Dr Okoye adds to their list of challenges: Getting reliable internet access and trying to maintain an independent uninterrupted power supply.
"The main thing is, I am so passionate about it now, in a way that I was not passionate about my prestigious job on Wall Street," says Mr Adebiyi.
"For the first 26 years of my life, I had it all planned out. Then I felt that I was going to die for six months, now I am healthy again and ready to embrace life."
He has high praise for the doctors who are working with him, but hopes that one day he will be able to pay them a salary. "I don't need one because my own gratitude is enough," he adds.
Anonymous donor
Mr Adebiyi's drive and energy is fuelled by appreciation for his own donor. A Nigerian woman living in the US had a baby and found out that she could donate the umbilical cord blood to the public bank.
That simple act led to the eventual transplant that would save his life. Due to American regulations, he was unable to meet the woman or child who donated to him, but he says that he hopes "they hear my story and connect the dots".
Mr Adebiyi is passionate about the benefits of cord blood for African patients and the growing success of these transplants has also made him think about how the opportunity to help patients with cord blood was literally being thrown away.
"I know so many mothers whose kids have died because they couldn't find a stem cell transplant. Just across the Atlantic Ocean, there were millions of cord blood units which are being thrown away as medical waste. It is heartbreaking and so easy to fix," he says.
His team in Nigeria decided to add setting up a cord blood bank to their efforts - something that he was told by an American medical doctor "would not happen in her lifetime".
Dr Okoye disagrees, asserting that she believes that a cord blood bank will be fully functional in the next year.

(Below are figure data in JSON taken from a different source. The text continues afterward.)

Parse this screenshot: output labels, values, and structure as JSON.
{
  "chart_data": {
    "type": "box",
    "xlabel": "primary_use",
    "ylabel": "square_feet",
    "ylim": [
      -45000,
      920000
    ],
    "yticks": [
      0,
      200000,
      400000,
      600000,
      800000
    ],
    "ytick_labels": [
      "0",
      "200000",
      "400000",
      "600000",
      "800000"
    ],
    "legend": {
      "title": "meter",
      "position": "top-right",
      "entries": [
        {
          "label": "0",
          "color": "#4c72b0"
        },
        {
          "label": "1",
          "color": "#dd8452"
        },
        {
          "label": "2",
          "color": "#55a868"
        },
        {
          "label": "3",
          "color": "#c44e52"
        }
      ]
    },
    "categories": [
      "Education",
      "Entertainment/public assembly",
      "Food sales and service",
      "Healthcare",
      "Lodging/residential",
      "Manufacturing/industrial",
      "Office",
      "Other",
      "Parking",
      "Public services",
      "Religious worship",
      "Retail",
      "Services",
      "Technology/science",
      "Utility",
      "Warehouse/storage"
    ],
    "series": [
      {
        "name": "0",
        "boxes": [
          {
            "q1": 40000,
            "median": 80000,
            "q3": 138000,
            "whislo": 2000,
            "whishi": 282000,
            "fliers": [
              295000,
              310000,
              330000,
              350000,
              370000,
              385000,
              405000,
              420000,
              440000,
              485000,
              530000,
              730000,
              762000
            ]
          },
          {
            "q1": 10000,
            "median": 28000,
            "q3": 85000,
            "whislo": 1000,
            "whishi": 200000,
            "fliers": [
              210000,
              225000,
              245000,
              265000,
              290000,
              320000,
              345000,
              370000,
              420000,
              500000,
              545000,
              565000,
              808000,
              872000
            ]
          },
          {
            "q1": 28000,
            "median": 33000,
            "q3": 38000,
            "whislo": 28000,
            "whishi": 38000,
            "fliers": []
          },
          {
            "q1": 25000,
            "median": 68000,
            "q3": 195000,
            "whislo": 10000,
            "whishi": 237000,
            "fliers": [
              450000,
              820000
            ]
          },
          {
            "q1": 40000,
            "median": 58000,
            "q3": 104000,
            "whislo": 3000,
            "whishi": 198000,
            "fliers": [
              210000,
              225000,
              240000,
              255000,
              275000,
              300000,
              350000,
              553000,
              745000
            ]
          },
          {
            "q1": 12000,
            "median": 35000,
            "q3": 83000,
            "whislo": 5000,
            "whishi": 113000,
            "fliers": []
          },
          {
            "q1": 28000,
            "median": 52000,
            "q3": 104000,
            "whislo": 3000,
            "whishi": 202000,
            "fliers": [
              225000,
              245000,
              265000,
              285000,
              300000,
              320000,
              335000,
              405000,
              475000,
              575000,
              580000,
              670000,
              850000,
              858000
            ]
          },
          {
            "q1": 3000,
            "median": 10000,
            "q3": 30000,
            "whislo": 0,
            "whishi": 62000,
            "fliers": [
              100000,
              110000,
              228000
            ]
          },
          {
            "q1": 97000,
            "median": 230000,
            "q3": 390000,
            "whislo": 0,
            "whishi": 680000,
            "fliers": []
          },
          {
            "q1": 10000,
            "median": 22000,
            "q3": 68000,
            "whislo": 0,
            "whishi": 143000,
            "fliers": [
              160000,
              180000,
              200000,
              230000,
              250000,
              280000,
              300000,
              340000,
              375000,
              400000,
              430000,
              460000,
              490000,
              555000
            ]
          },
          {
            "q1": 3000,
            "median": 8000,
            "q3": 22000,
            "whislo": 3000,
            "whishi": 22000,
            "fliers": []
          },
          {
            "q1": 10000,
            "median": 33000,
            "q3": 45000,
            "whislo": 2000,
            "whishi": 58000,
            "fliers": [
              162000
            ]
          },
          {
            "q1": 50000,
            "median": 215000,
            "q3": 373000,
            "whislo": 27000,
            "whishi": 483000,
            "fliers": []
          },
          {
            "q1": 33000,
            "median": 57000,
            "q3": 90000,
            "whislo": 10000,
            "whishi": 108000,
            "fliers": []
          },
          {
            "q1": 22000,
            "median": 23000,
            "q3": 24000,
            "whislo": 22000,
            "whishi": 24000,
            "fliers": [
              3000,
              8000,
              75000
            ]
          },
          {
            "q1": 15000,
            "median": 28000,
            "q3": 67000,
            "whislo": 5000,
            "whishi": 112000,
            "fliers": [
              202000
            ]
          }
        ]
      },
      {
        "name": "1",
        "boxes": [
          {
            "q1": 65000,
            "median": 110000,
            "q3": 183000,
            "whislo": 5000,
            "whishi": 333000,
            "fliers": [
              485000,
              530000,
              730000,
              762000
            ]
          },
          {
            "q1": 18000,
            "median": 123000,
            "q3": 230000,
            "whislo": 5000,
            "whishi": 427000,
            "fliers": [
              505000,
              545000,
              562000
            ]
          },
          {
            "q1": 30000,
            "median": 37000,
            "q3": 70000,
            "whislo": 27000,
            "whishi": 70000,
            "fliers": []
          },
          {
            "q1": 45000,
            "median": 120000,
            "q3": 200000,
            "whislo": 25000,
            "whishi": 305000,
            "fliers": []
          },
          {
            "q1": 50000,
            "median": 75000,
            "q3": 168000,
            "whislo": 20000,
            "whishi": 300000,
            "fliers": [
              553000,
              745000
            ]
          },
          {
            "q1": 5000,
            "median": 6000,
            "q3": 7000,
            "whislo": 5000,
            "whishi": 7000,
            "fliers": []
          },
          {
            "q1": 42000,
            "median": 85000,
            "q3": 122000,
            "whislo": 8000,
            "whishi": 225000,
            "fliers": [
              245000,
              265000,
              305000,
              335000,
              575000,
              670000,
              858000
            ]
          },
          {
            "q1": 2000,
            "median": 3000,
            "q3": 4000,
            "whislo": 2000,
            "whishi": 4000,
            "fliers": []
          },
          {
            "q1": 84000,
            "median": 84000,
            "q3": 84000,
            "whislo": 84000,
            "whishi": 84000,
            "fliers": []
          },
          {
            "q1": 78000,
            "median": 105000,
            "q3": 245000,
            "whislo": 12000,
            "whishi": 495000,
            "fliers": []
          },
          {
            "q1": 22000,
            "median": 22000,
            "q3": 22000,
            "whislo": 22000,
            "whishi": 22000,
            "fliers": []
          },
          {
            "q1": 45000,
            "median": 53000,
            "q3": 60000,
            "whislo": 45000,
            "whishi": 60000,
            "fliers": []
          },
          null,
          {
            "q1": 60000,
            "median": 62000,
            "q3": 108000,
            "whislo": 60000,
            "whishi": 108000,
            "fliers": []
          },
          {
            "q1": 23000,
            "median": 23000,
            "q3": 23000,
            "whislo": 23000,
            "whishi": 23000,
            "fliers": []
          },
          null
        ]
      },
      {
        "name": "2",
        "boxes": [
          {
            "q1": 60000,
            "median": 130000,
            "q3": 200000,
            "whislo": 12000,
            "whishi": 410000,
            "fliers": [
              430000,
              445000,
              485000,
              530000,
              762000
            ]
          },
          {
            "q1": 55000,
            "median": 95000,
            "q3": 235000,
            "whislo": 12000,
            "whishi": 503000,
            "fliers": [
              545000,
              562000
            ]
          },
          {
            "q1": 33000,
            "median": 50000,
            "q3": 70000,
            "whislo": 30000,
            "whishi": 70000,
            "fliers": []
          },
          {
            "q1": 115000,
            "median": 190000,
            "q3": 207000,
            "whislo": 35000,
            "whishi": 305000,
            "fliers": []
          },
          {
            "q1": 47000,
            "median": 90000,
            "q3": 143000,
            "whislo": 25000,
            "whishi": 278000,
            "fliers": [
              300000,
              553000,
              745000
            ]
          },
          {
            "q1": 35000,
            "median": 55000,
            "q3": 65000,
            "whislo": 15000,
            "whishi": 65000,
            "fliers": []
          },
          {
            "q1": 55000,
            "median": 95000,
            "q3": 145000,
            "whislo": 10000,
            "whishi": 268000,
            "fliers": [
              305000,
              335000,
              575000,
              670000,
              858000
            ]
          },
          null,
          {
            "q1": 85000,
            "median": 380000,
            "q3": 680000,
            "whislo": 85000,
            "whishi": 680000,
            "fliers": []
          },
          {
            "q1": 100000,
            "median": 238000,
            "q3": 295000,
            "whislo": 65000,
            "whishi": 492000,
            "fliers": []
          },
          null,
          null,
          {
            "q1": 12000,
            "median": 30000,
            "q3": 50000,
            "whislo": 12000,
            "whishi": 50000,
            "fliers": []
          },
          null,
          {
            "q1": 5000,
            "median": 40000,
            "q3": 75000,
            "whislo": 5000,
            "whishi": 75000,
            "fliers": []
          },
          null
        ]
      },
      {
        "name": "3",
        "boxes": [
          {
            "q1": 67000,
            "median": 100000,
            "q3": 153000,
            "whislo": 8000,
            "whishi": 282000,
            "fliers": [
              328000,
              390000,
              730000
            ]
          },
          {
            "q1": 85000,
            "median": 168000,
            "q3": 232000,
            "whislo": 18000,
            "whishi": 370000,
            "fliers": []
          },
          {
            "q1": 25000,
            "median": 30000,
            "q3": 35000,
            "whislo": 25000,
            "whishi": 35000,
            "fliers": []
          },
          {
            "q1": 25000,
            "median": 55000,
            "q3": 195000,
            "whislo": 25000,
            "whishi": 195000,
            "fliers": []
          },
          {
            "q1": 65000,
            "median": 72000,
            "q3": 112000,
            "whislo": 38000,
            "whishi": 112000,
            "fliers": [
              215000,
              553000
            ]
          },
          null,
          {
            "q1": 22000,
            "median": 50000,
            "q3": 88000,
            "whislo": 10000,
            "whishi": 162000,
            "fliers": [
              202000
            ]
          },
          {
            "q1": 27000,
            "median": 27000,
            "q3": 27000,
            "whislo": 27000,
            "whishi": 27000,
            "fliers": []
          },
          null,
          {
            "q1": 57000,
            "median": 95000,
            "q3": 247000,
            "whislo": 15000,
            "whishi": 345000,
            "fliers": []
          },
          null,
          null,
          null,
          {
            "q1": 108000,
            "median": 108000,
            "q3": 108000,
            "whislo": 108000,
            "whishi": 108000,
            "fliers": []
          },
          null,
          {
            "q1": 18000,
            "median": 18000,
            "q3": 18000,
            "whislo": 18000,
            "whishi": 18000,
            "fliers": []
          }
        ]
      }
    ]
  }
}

"There are already significant resources in place at the teaching hospital of the College of Medicine [the proposed site]. So we feel that only modest infrastructure enhancements are needed for a cord blood bank with a minimum of cost," she says.
Mr Adebiyi also believes that the information that the bone marrow registry and cord blood bank holds will allow Nigeria to connect with international donors and patients but he is still realistic about the road ahead.
"Nigeria did its first stem cell transplant last year. There are only six doctors who can do it in the country. The US has all the doctors and facilities but not the donors."
Millions of Africans suffer from blood disorders which could be successfully treated through transplants that will be available thanks to the fruits of Mr Adebiyi's team's efforts.
As the registry is public, patients from across the world will also be able to access potential donors. To date, the Bone Marrow Registry has received requests for donor searches for patients from Ghana, Kuwait, Singapore, Nigeria and India, and three potential donors were identified for the Nigerian patients. They are currently undergoing testing to determine their full compatibility.
Ms Bokinni met Mr Adebiyi nearly a year after she learnt that her brother had survived his transplant procedure and was in recovery.
"He hugged me and said: 'You are the closest person I can relate to as a donor since I cannot know mine. It feels like you donated to me'."
Dr Ocheni emphasises that stem cell donation "is very safe". Volunteers can choose to donate directly from their bone marrow, or from peripheral blood which is similar to giving blood.
New mothers can also agree to donate their child's cord blood immediately after delivery rather than just throwing it away.
"This will lead to double satisfaction for parents - bring a baby into the world, and keep a patient alive," he suggests.
For Ms Bokinni, donating is the most important thing that you can do. "Saving someone's life is no kids' play! It is a deep and fulfilling act," she says.
"I don't know what your goal in life is, neither do I know your aspirations, but I want to let you know that I have never felt so much joy in the simple sacrifice of being able to give someone a second chance at life."
This article appeared in the final edition of the BBC Focus on Africa magazine.